REPUBLIKA.CO.ID, JAKARTA -- Di media sosial Threads, warganet ramai membahas dugaan eks tentara pasukan pertahanan Israel (IDF) yang membangun bisnis dan vila di Bali, Indonesia. Informasi itu memicu reaksi keras dari warganet lantaran IDF telah menyebabkan puluhan ribu warga Palestina tewas dan luka-luka.
Salah satu yang membahas terkait hal itu adalah influencer bernama Alexandra Amanda melalui akun @aelexav di Threads. Dalam unggahannya, ia menyebut dua eks tentara IDF yakni Adi Hashamonai Gonen dan Shachar Gonen membangun vila di kawasan Canggu, Bali.

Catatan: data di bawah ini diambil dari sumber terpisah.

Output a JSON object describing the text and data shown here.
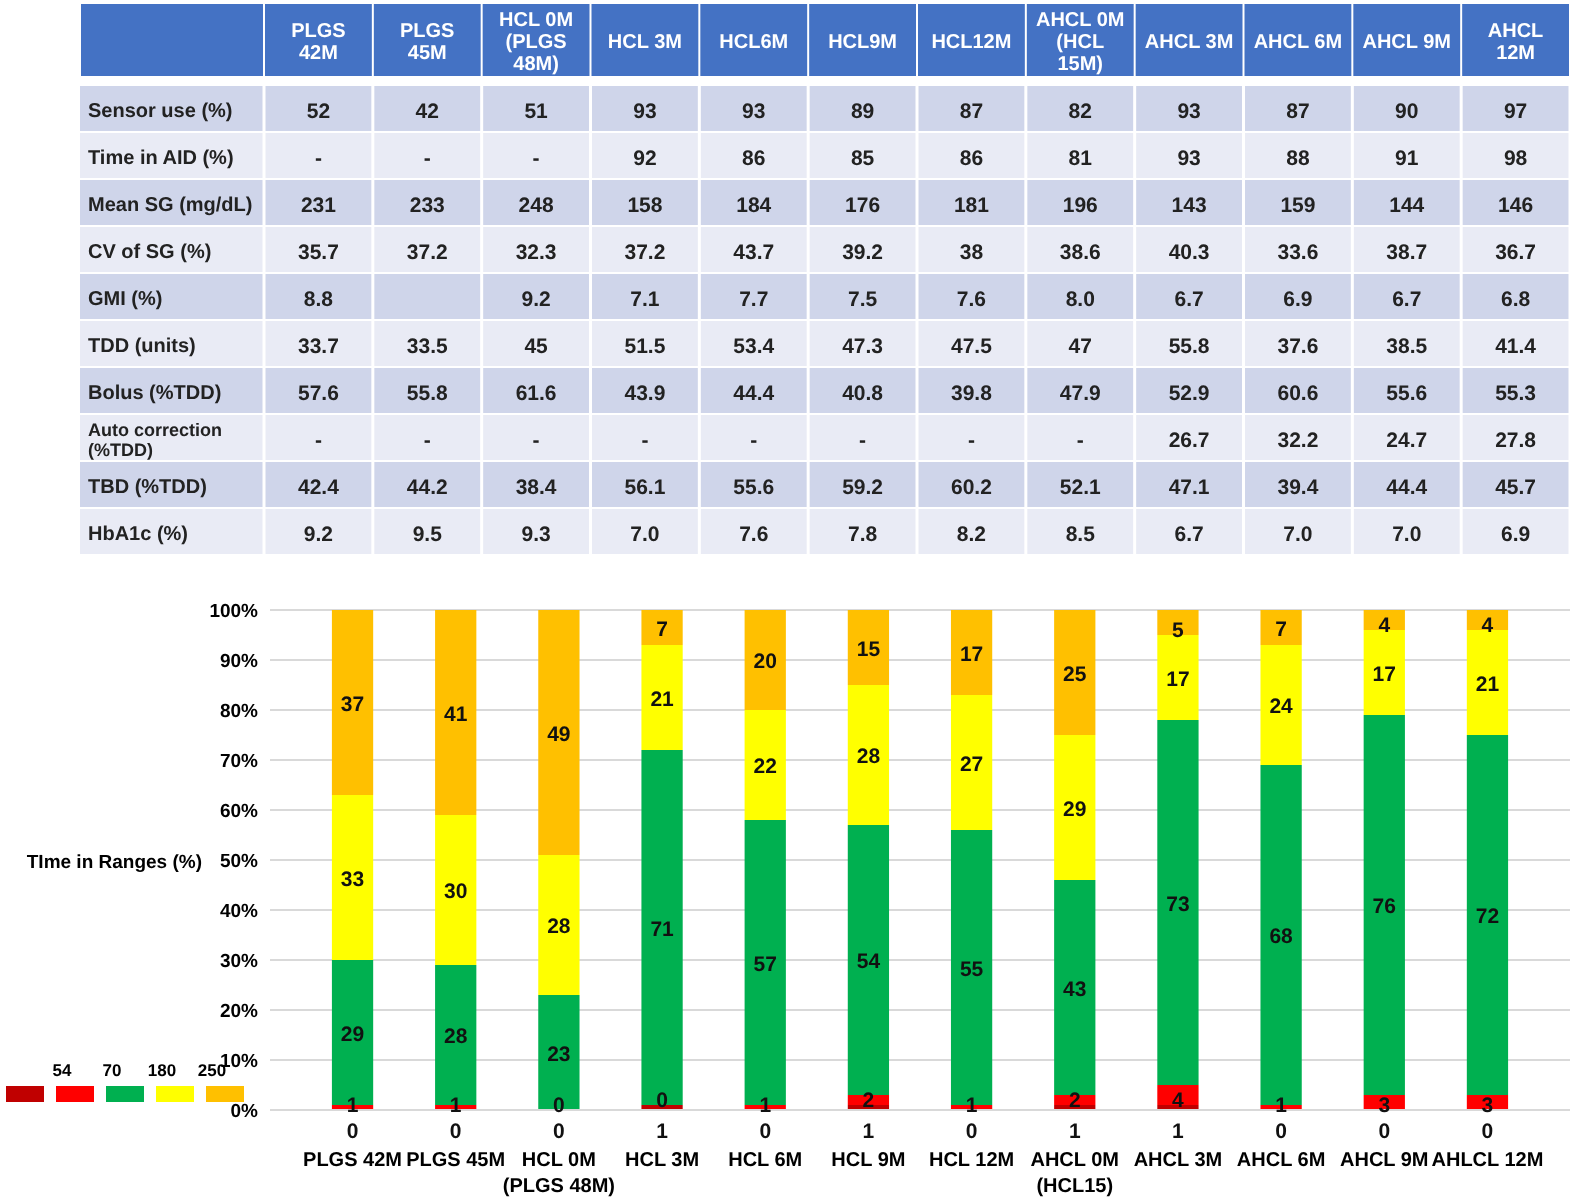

la juga membagikan tangkapan layar berisi daftar akun media sosial Instagram yang diduga warga Israel dan eks anggota IDF yang kini tinggal dan menjalankan bisnis di Bali, Indonesia. Beberapa akun tersebut antara lain @yuval_satat yang mencantumkan keterangan tinggal di Bali dan membangun bisnis di Bali, dan @ilaishominy1 yang menjadi instruktur yoga.

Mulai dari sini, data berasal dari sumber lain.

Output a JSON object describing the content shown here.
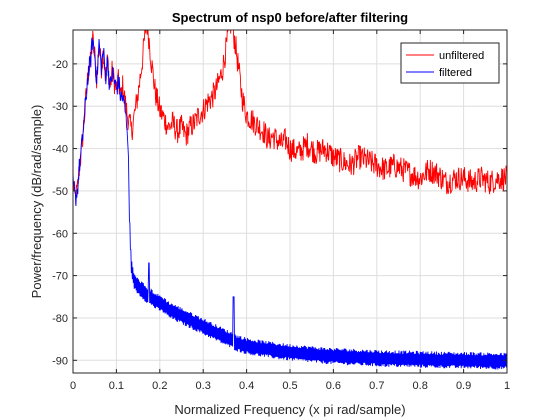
{
  "chart_data": {
    "type": "line",
    "title": "Spectrum of nsp0 before/after filtering",
    "xlabel": "Normalized Frequency (x pi rad/sample)",
    "ylabel": "Power/frequency (dB/rad/sample)",
    "xlim": [
      0,
      1
    ],
    "ylim": [
      -93,
      -12
    ],
    "xticks": [
      0,
      0.1,
      0.2,
      0.3,
      0.4,
      0.5,
      0.6,
      0.7,
      0.8,
      0.9,
      1
    ],
    "xtick_labels": [
      "0",
      "0.1",
      "0.2",
      "0.3",
      "0.4",
      "0.5",
      "0.6",
      "0.7",
      "0.8",
      "0.9",
      "1"
    ],
    "yticks": [
      -90,
      -80,
      -70,
      -60,
      -50,
      -40,
      -30,
      -20
    ],
    "ytick_labels": [
      "-90",
      "-80",
      "-70",
      "-60",
      "-50",
      "-40",
      "-30",
      "-20"
    ],
    "grid": true,
    "legend_position": "top-right",
    "series": [
      {
        "name": "unfiltered",
        "color": "#ff0000",
        "x": [
          0,
          0.005,
          0.01,
          0.015,
          0.02,
          0.025,
          0.03,
          0.035,
          0.04,
          0.045,
          0.05,
          0.055,
          0.06,
          0.065,
          0.07,
          0.075,
          0.08,
          0.085,
          0.09,
          0.095,
          0.1,
          0.105,
          0.11,
          0.115,
          0.12,
          0.125,
          0.13,
          0.135,
          0.14,
          0.145,
          0.15,
          0.155,
          0.16,
          0.165,
          0.17,
          0.175,
          0.18,
          0.185,
          0.19,
          0.195,
          0.2,
          0.21,
          0.22,
          0.23,
          0.24,
          0.25,
          0.26,
          0.27,
          0.28,
          0.29,
          0.3,
          0.31,
          0.32,
          0.33,
          0.34,
          0.345,
          0.35,
          0.355,
          0.36,
          0.365,
          0.37,
          0.375,
          0.38,
          0.385,
          0.39,
          0.395,
          0.4,
          0.41,
          0.42,
          0.43,
          0.44,
          0.45,
          0.46,
          0.47,
          0.48,
          0.49,
          0.5,
          0.52,
          0.54,
          0.56,
          0.58,
          0.6,
          0.62,
          0.64,
          0.66,
          0.68,
          0.7,
          0.72,
          0.74,
          0.76,
          0.78,
          0.8,
          0.82,
          0.84,
          0.86,
          0.88,
          0.9,
          0.92,
          0.94,
          0.96,
          0.98,
          1
        ],
        "y": [
          -48,
          -52,
          -50,
          -44,
          -40,
          -34,
          -28,
          -22,
          -20,
          -14,
          -18,
          -24,
          -15,
          -21,
          -17,
          -23,
          -19,
          -26,
          -22,
          -24,
          -26,
          -24,
          -28,
          -25,
          -29,
          -32,
          -34,
          -36,
          -33,
          -30,
          -27,
          -23,
          -19,
          -14,
          -10,
          -14,
          -19,
          -23,
          -27,
          -29,
          -31,
          -33,
          -35,
          -34,
          -36,
          -35,
          -37,
          -35,
          -34,
          -32,
          -31,
          -29,
          -28,
          -26,
          -23,
          -21,
          -18,
          -15,
          -12,
          -10,
          -13,
          -16,
          -20,
          -24,
          -28,
          -30,
          -32,
          -33,
          -34,
          -35,
          -36,
          -38,
          -37,
          -38,
          -39,
          -38,
          -40,
          -41,
          -39,
          -41,
          -40,
          -42,
          -43,
          -44,
          -42,
          -43,
          -44,
          -45,
          -44,
          -45,
          -46,
          -47,
          -45,
          -46,
          -48,
          -47,
          -47,
          -48,
          -47,
          -48,
          -47,
          -47
        ]
      },
      {
        "name": "filtered",
        "color": "#0000ff",
        "x": [
          0,
          0.005,
          0.01,
          0.015,
          0.02,
          0.025,
          0.03,
          0.035,
          0.04,
          0.045,
          0.05,
          0.055,
          0.06,
          0.065,
          0.07,
          0.075,
          0.08,
          0.085,
          0.09,
          0.095,
          0.1,
          0.105,
          0.11,
          0.115,
          0.12,
          0.122,
          0.124,
          0.126,
          0.128,
          0.13,
          0.132,
          0.134,
          0.136,
          0.138,
          0.14,
          0.145,
          0.15,
          0.155,
          0.16,
          0.165,
          0.17,
          0.175,
          0.18,
          0.185,
          0.19,
          0.2,
          0.21,
          0.22,
          0.23,
          0.24,
          0.25,
          0.26,
          0.27,
          0.28,
          0.29,
          0.3,
          0.31,
          0.32,
          0.33,
          0.34,
          0.35,
          0.36,
          0.365,
          0.37,
          0.375,
          0.38,
          0.39,
          0.4,
          0.42,
          0.44,
          0.46,
          0.48,
          0.5,
          0.52,
          0.54,
          0.56,
          0.58,
          0.6,
          0.62,
          0.64,
          0.66,
          0.68,
          0.7,
          0.72,
          0.74,
          0.76,
          0.78,
          0.8,
          0.82,
          0.84,
          0.86,
          0.88,
          0.9,
          0.92,
          0.94,
          0.96,
          0.98,
          1
        ],
        "y": [
          -48,
          -52,
          -50,
          -44,
          -40,
          -34,
          -28,
          -22,
          -20,
          -14,
          -18,
          -24,
          -15,
          -21,
          -17,
          -23,
          -19,
          -26,
          -22,
          -24,
          -26,
          -24,
          -28,
          -28,
          -31,
          -33,
          -34,
          -36,
          -45,
          -55,
          -62,
          -67,
          -69,
          -70,
          -71,
          -72,
          -72.5,
          -73,
          -73.5,
          -74,
          -74.5,
          -75,
          -75,
          -75.5,
          -76,
          -76.5,
          -77,
          -78,
          -78.5,
          -79,
          -79.5,
          -80,
          -80.5,
          -81,
          -81.5,
          -82,
          -82.5,
          -83,
          -83.5,
          -84,
          -84.5,
          -85,
          -85.2,
          -85.5,
          -85.8,
          -86,
          -86.3,
          -86.6,
          -87,
          -87.3,
          -87.6,
          -87.9,
          -88.1,
          -88.3,
          -88.5,
          -88.7,
          -88.9,
          -89,
          -89.1,
          -89.2,
          -89.3,
          -89.4,
          -89.5,
          -89.6,
          -89.6,
          -89.7,
          -89.7,
          -89.8,
          -89.8,
          -89.9,
          -89.9,
          -90,
          -90,
          -90,
          -90.1,
          -90.1,
          -90.2,
          -90.2
        ]
      }
    ],
    "annotations": [
      {
        "series": "filtered",
        "x": 0.175,
        "y": -67
      },
      {
        "series": "filtered",
        "x": 0.37,
        "y": -75
      }
    ]
  }
}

Lalu ada @tzvi.sharf yang menuliskan di bio Instagram tinggal di Bali dan berprofesi sebagai musisi. Selain itu, ada akun @yucalherscho yang dikabarkan membangun vIka di kawasan Umalas Bali dan bekerja sebagai coach atlet. Ada juga warganet yang mengungkap bahwa resto Sababa di Bali diduga milik orang Israel.
"Enak loh jadi IDF, setelah ngebunuh orang, dia bikin anak, bangun vIka dan jadi influencer di Bali, terus diajak collab sama brand-brand besar di Indonesia," kata Alexandra dalam unggahan di Threads, dikutip pada Rabu (29/7/2026).
Lebih lanjut Alexandra mengungkap bahwa akun Honey Balo Vacation yang disebut sebagai agen visa Israel sudah dihapus. Menurut dia, pemilik akun tersebut malah menyalahkan orang Islam di Indonesia. "Ini bukan soal agama, tapi soal kemanusiaan. F*ck Israel," kata Alexandra.
la pun mengapresiasi respons warganet yang langsung "gercep" menyampaikan kritik dan protes di kolom komentar akun-akun warga Israel dan eks IDF di Bali. "Orang Indonesia kalau ngebully bener-bener sampe kena mental yah. Ini orang Israel yang lagi diperbincangkan pada private, hapus akun, hapus linkedin, buat klarifikasi dan lain-lain, Good job," kata Alexandra.